Malaysia: Jailed Opposition leader Anwar Ibrahim granted full pardon, walks free
The former Deputy Prime Minister met the Malaysian king after his release, and is likely to succeed the current prime minister in two years.
Malaysia’s Opposition leader and former Deputy Prime Minister Anwar Ibrahim was granted a full pardon and freed from jail on Wednesday, reported Reuters.
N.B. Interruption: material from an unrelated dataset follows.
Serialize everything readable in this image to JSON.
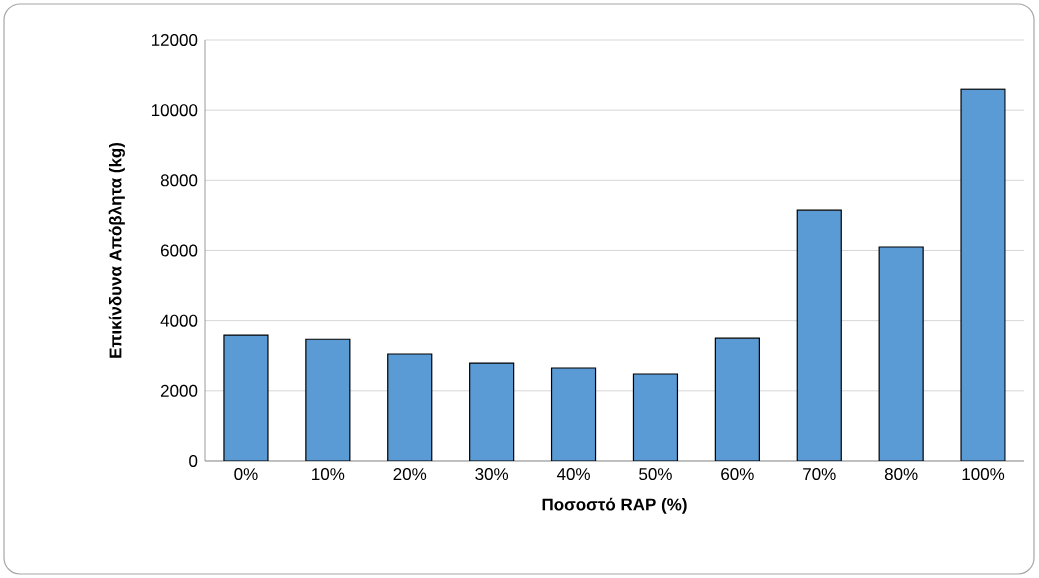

Ibrahim met the Malaysian king Sultan Muhammad V after he was released from jail.
The country’s new Prime Minister Mahathir Mohamad had said last week that the Malaysian monarch was willing to grant Ibrahim a full pardon, paving the way for him to succeed the 92-year-old politician in two years.
At a press conference on Wednesday, Ibrahim said he would take time off to be with his family and would support the government led by Mohamad and Deputy Prime Minister Wan Azizah Wan Ismail, who is Ibrahim’s wife, according to BBC. “I have told Mahathir I do not need to serve in the cabinet for now,” he said, according to the Financial Times.
A day before his release, Ibrahim’s daughter Nurul Izzah said, “It’s been so long that we’ve been craving not just freedom but justice”, according to The Guardian.
Ibrahim was convicted of sodomy in 2000, and sentenced to nine years in prison. His case was seen as a political witch hunt as people in Malaysia are seldom convicted for sodomy though it is illegal in the conservative Muslim country. After his conviction was briefly overturned, Ibrahim led the Opposition alliance in the 2008 and 2013 general elections. He was sent back to jail again in 2015 on sodomy charges, in what Ibrahim said was aimed at crushing his alliance.